En conséquence, le tribunal déboutera M. [D] [N] et Mme [U] [T] épouse [N] de leurs demandes de nullité de la cession de fonds de commerce intervenue entre l’Indivision de M. [O] [N] et la société L’ENTRACTE en date du 19 septembre 2022, subordonnant l’efficacité de l’acte au résultat du partage.
* Sur l’article 700 du code de procédure civile
En raison de la nature de la présente affaire, il ne sera pas fait application des dispositions de l’article 700 du code de procédure civile, chacune des parties conservera à sa charges les frais engagés à ce titre ;
En conséquence, Le tribunal déboutera chacune des parties au titres des dispositions de l’article 700 du code de procédure civile ;
* Sur les dépens
M. [B] [N] supportera les dépens,
Le tribunal le condamnera aux entiers dépens de l’instance.
PAR CES MOTIFS
Le tribunal après en avoir délibéré, statuant par jugement contradictoire, en premier ressort :
Déboute M. [B] [N] et la SAS L’ENTRACTE en leurs demandes d’irrecevabilité,
Déboute Mme [U] [T] épouse [N] de sa demande de nullité de l’acte de cession du fonds de commerce pour vice du consentement,
Déboute M. [D] [N] et Mme [U] [T] épouse [N] de leurs demandes de nullité de la cession de fonds de commerce intervenue entre l’Indivision de M. [O] [N] et la société L’ENTRACTE en date du 19 septembre 2022, subordonnant l’efficacité de l’acte au résultat du partage,
Déboute chacune des parties au titres des dispositions de l’article 700 du code de procédure civile,
Condamne M. [B] [N] aux entiers dépens de l’instance.
Liquide les dépens du greffe à la somme de 111,06 euros, dont TVA 18,51 euros.

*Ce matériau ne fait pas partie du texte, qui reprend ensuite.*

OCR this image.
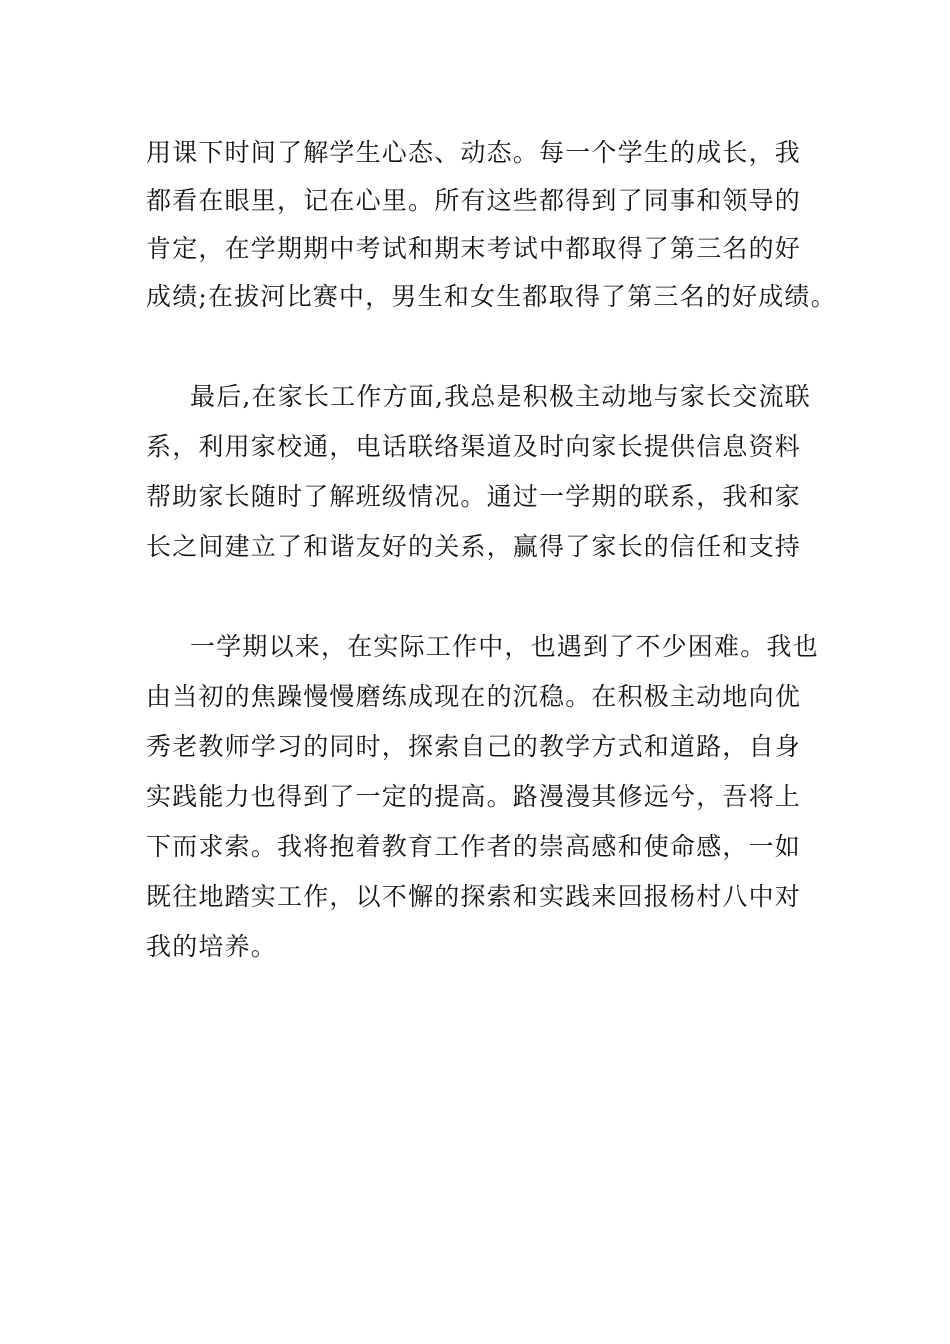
用课下时间了解学生心态、动态。每一个学生的成长，我
都看在眼里，记在心里。所有这些都得到了同事和领导的
肯定，在学期期中考试和期末考试中都取得了第三名的好
成绩;在拔河比赛中，男生和女生都取得了第三名的好成绩。
最后,在家长工作方面,我总是积极主动地与家长交流联
系，利用家校通，电话联络渠道及时向家长提供信息资料
帮助家长随时了解班级情况。通过一学期的联系，我和家
长之间建立了和谐友好的关系，赢得了家长的信任和支持
一学期以来，在实际工作中，也遇到了不少困难。我也
由当初的焦躁慢慢磨练成现在的沉稳。在积极主动地向优
秀老教师学习的同时，探索自己的教学方式和道路，自身
实践能力也得到了一定的提高。路漫漫其修远兮，吾将上
下而求索。我将抱着教育工作者的崇高感和使命感，一如
既往地踏实工作，以不懈的探索和实践来回报杨村八中对
我的培养。
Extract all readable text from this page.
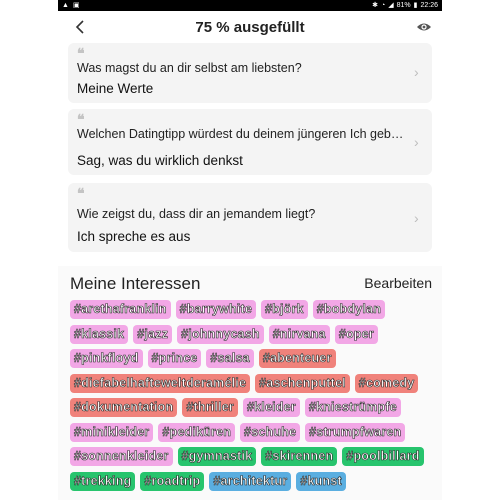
▲ ▣	✱ ◔ ◢ 81% ▮ 22:26
75 % ausgefüllt
❝
Was magst du an dir selbst am liebsten?
Meine Werte
›
❝
Welchen Datingtipp würdest du deinem jüngeren Ich geb…
Sag, was du wirklich denkst
›
❝
Wie zeigst du, dass dir an jemandem liegt?
Ich spreche es aus
›
Meine Interessen	Bearbeiten
#arethafranklin	#barrywhite	#björk	#bobdylan
#klassik	#jazz	#johnnycash	#nirvana	#oper
#pinkfloyd	#prince	#salsa	#abenteuer
#diefabelhafteweltderamélie	#aschenputtel	#comedy
#dokumentation	#thriller	#kleider	#kniestrümpfe
#minikleider	#pediküren	#schuhe	#strumpfwaren
#sonnenkleider	#gymnastik	#skirennen	#poolbillard
#trekking	#roadtrip	#architektur	#kunst
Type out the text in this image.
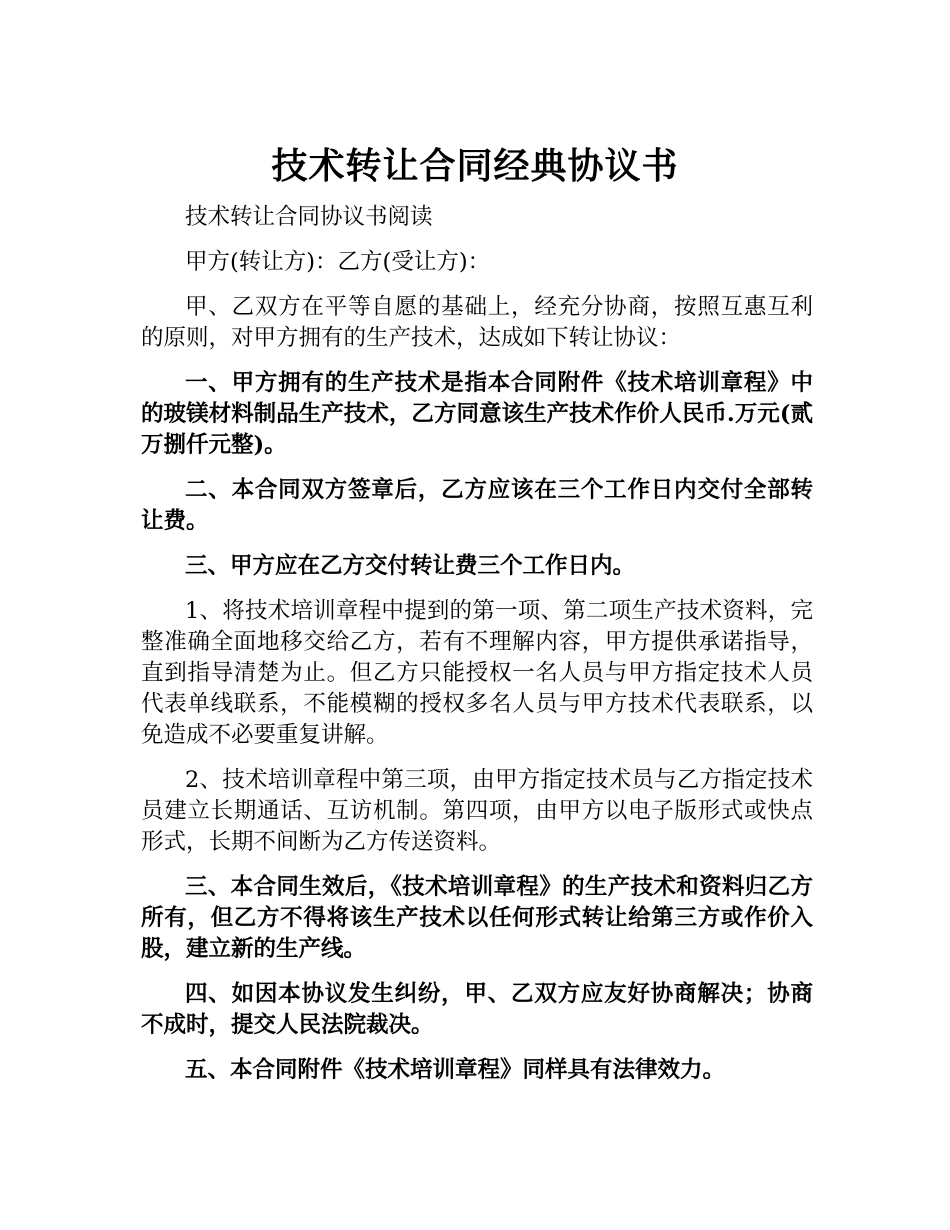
技术转让合同经典协议书

技术转让合同协议书阅读

甲方(转让方)：乙方(受让方)：

甲、乙双方在平等自愿的基础上，经充分协商，按照互惠互利的原则，对甲方拥有的生产技术，达成如下转让协议：

一、甲方拥有的生产技术是指本合同附件《技术培训章程》中的玻镁材料制品生产技术，乙方同意该生产技术作价人民币.万元(贰万捌仟元整)。

二、本合同双方签章后，乙方应该在三个工作日内交付全部转让费。

三、甲方应在乙方交付转让费三个工作日内。

1、将技术培训章程中提到的第一项、第二项生产技术资料，完整准确全面地移交给乙方，若有不理解内容，甲方提供承诺指导，直到指导清楚为止。但乙方只能授权一名人员与甲方指定技术人员代表单线联系，不能模糊的授权多名人员与甲方技术代表联系，以免造成不必要重复讲解。

2、技术培训章程中第三项，由甲方指定技术员与乙方指定技术员建立长期通话、互访机制。第四项，由甲方以电子版形式或快点形式，长期不间断为乙方传送资料。

三、本合同生效后，《技术培训章程》的生产技术和资料归乙方所有，但乙方不得将该生产技术以任何形式转让给第三方或作价入股，建立新的生产线。

四、如因本协议发生纠纷，甲、乙双方应友好协商解决；协商不成时，提交人民法院裁决。

五、本合同附件《技术培训章程》同样具有法律效力。
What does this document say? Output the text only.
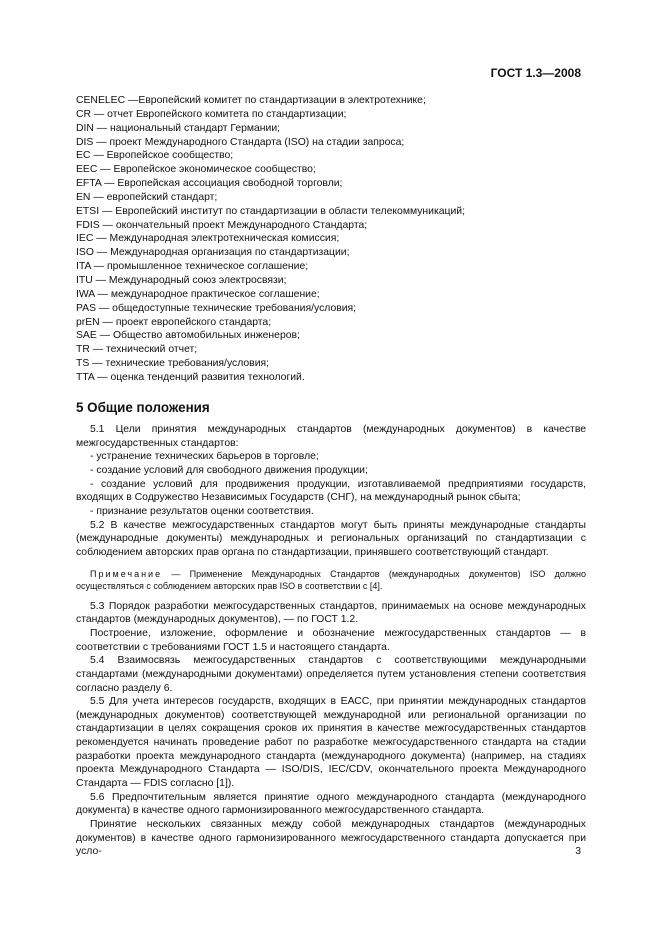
ГОСТ 1.3—2008
CENELEC —Европейский комитет по стандартизации в электротехнике;
CR — отчет Европейского комитета по стандартизации;
DIN — национальный стандарт Германии;
DIS — проект Международного Стандарта (ISO) на стадии запроса;
EC — Европейское сообщество;
EEC — Европейское экономическое сообщество;
EFTA — Европейская ассоциация свободной торговли;
EN — европейский стандарт;
ETSI — Европейский институт по стандартизации в области телекоммуникаций;
FDIS — окончательный проект Международного Стандарта;
IEC — Международная электротехническая комиссия;
ISO — Международная организация по стандартизации;
ITA — промышленное техническое соглашение;
ITU — Международный союз электросвязи;
IWA — международное практическое соглашение;
PAS — общедоступные технические требования/условия;
prEN — проект европейского стандарта;
SAE — Общество автомобильных инженеров;
TR — технический отчет;
TS — технические требования/условия;
TTA — оценка тенденций развития технологий.
5 Общие положения

5.1 Цели принятия международных стандартов (международных документов) в качестве межгосударственных стандартов:

- устранение технических барьеров в торговле;

- создание условий для свободного движения продукции;

- создание условий для продвижения продукции, изготавливаемой предприятиями государств, входящих в Содружество Независимых Государств (СНГ), на международный рынок сбыта;

- признание результатов оценки соответствия.

5.2 В качестве межгосударственных стандартов могут быть приняты международные стандарты (международные документы) международных и региональных организаций по стандартизации с соблюдением авторских прав органа по стандартизации, принявшего соответствующий стандарт.

Примечание — Применение Международных Стандартов (международных документов) ISO должно осуществляться с соблюдением авторских прав ISO в соответствии с [4].

5.3 Порядок разработки межгосударственных стандартов, принимаемых на основе международных стандартов (международных документов), — по ГОСТ 1.2.

Построение, изложение, оформление и обозначение межгосударственных стандартов — в соответствии с требованиями ГОСТ 1.5 и настоящего стандарта.

5.4 Взаимосвязь межгосударственных стандартов с соответствующими международными стандартами (международными документами) определяется путем установления степени соответствия согласно разделу 6.

5.5 Для учета интересов государств, входящих в ЕАСС, при принятии международных стандартов (международных документов) соответствующей международной или региональной организации по стандартизации в целях сокращения сроков их принятия в качестве межгосударственных стандартов рекомендуется начинать проведение работ по разработке межгосударственного стандарта на стадии разработки проекта международного стандарта (международного документа) (например, на стадиях проекта Международного Стандарта — ISO/DIS, IEC/CDV, окончательного проекта Международного Стандарта — FDIS согласно [1]).

5.6 Предпочтительным является принятие одного международного стандарта (международного документа) в качестве одного гармонизированного межгосударственного стандарта.

Принятие нескольких связанных между собой международных стандартов (международных документов) в качестве одного гармонизированного межгосударственного стандарта допускается при усло-	3
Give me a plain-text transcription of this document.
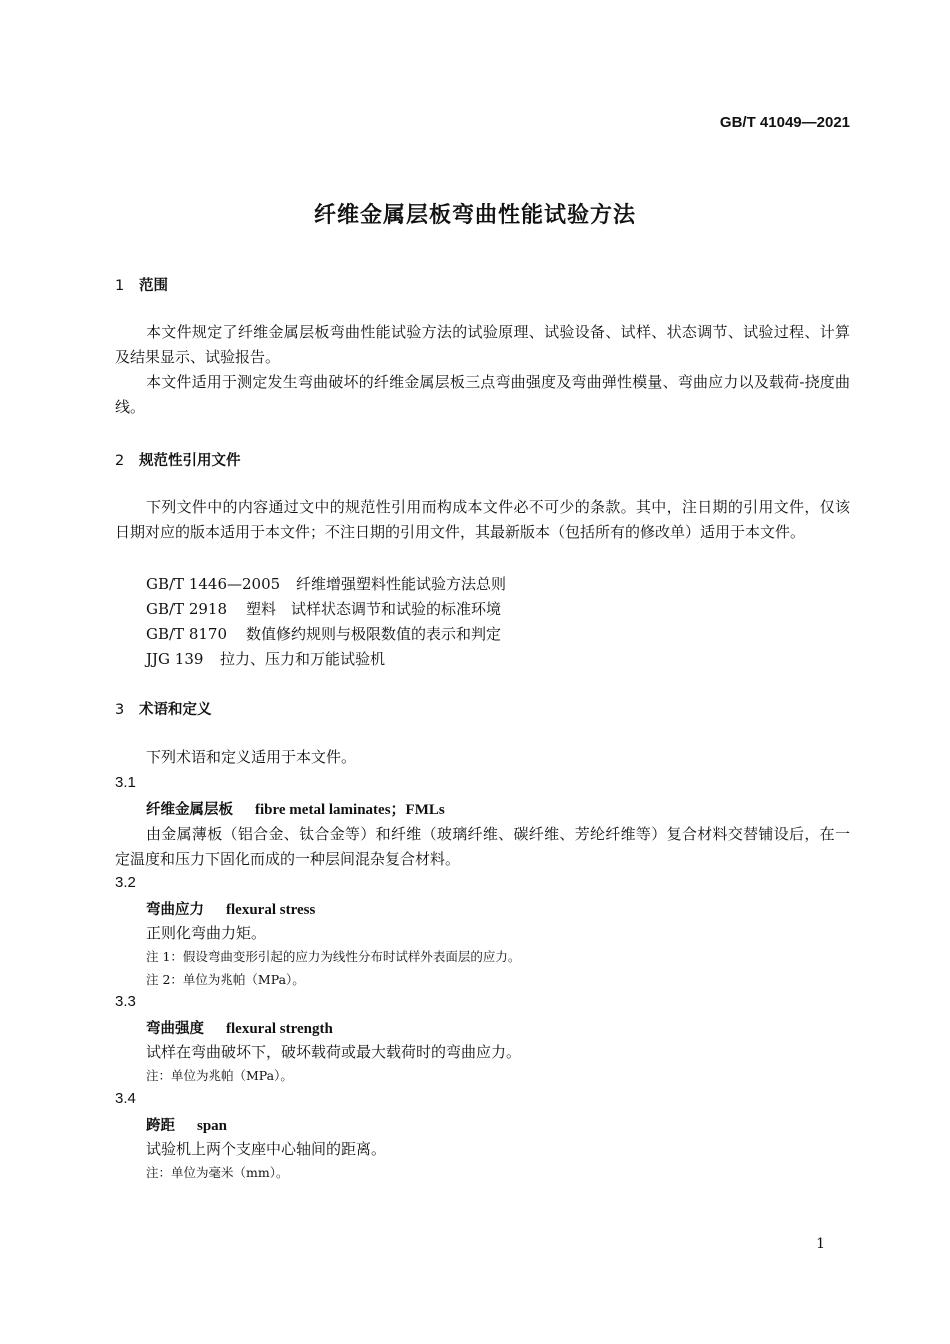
GB/T 41049—2021
纤维金属层板弯曲性能试验方法
1 范围
本文件规定了纤维金属层板弯曲性能试验方法的试验原理、试验设备、试样、状态调节、试验过程、计算及结果显示、试验报告。
本文件适用于测定发生弯曲破坏的纤维金属层板三点弯曲强度及弯曲弹性模量、弯曲应力以及载荷-挠度曲线。
2 规范性引用文件
下列文件中的内容通过文中的规范性引用而构成本文件必不可少的条款。其中，注日期的引用文件，仅该日期对应的版本适用于本文件；不注日期的引用文件，其最新版本（包括所有的修改单）适用于本文件。
GB/T 1446—2005 纤维增强塑料性能试验方法总则
GB/T 2918 塑料　试样状态调节和试验的标准环境
GB/T 8170 数值修约规则与极限数值的表示和判定
JJG 139 拉力、压力和万能试验机
3 术语和定义
下列术语和定义适用于本文件。
3.1
纤维金属层板 fibre metal laminates；FMLs
由金属薄板（铝合金、钛合金等）和纤维（玻璃纤维、碳纤维、芳纶纤维等）复合材料交替铺设后，在一定温度和压力下固化而成的一种层间混杂复合材料。
3.2
弯曲应力 flexural stress
正则化弯曲力矩。
注 1：假设弯曲变形引起的应力为线性分布时试样外表面层的应力。
注 2：单位为兆帕（MPa）。
3.3
弯曲强度 flexural strength
试样在弯曲破坏下，破坏载荷或最大载荷时的弯曲应力。
注：单位为兆帕（MPa）。
3.4
跨距 span
试验机上两个支座中心轴间的距离。
注：单位为毫米（mm）。
1
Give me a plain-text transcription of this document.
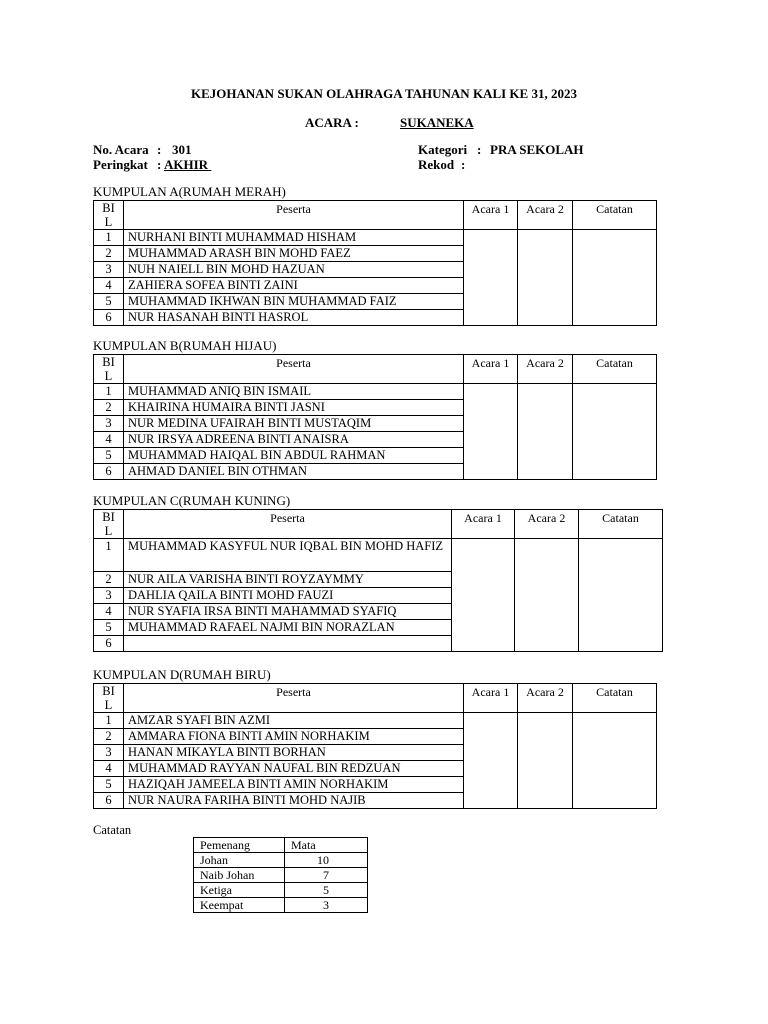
KEJOHANAN SUKAN OLAHRAGA TAHUNAN KALI KE 31, 2023
ACARA :	SUKANEKA
No. Acara : 301
Peringkat : AKHIR
Kategori : PRA SEKOLAH
Rekod :
KUMPULAN A(RUMAH MERAH)
BI
L	Peserta	Acara 1	Acara 2	Catatan
1	NURHANI BINTI MUHAMMAD HISHAM			
2	MUHAMMAD ARASH BIN MOHD FAEZ			
3	NUH NAIELL BIN MOHD HAZUAN			
4	ZAHIERA SOFEA BINTI ZAINI			
5	MUHAMMAD IKHWAN BIN MUHAMMAD FAIZ			
6	NUR HASANAH BINTI HASROL			
KUMPULAN B(RUMAH HIJAU)
BI
L	Peserta	Acara 1	Acara 2	Catatan
1	MUHAMMAD ANIQ BIN ISMAIL			
2	KHAIRINA HUMAIRA BINTI JASNI			
3	NUR MEDINA UFAIRAH BINTI MUSTAQIM			
4	NUR IRSYA ADREENA BINTI ANAISRA			
5	MUHAMMAD HAIQAL BIN ABDUL RAHMAN			
6	AHMAD DANIEL BIN OTHMAN			
KUMPULAN C(RUMAH KUNING)
BI
L	Peserta	Acara 1	Acara 2	Catatan
1	MUHAMMAD KASYFUL NUR IQBAL BIN MOHD HAFIZ			
2	NUR AILA VARISHA BINTI ROYZAYMMY			
3	DAHLIA QAILA BINTI MOHD FAUZI			
4	NUR SYAFIA IRSA BINTI MAHAMMAD SYAFIQ			
5	MUHAMMAD RAFAEL NAJMI BIN NORAZLAN			
6				
KUMPULAN D(RUMAH BIRU)
BI
L	Peserta	Acara 1	Acara 2	Catatan
1	AMZAR SYAFI BIN AZMI			
2	AMMARA FIONA BINTI AMIN NORHAKIM			
3	HANAN MIKAYLA BINTI BORHAN			
4	MUHAMMAD RAYYAN NAUFAL BIN REDZUAN			
5	HAZIQAH JAMEELA BINTI AMIN NORHAKIM			
6	NUR NAURA FARIHA BINTI MOHD NAJIB			
Catatan
Pemenang	Mata
Johan	10
Naib Johan	7
Ketiga	5
Keempat	3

Délibéré par Monsieur Roland Gouterman, président du délibéré, Mesdames Pascale Gibert et Claire Nourry, (M. GOUTERMAN Roland étant juge chargé d’instruire l’affaire).
Le présent jugement est mis à disposition au greffe de ce tribunal, les parties en ayant été préalablement avisées verbalement lors des débats dans les conditions prévues au deuxième alinéa de l’article 450 du code de procédure civile.
La minute du jugement est signée électroniquement par le président du délibéré et le greffier.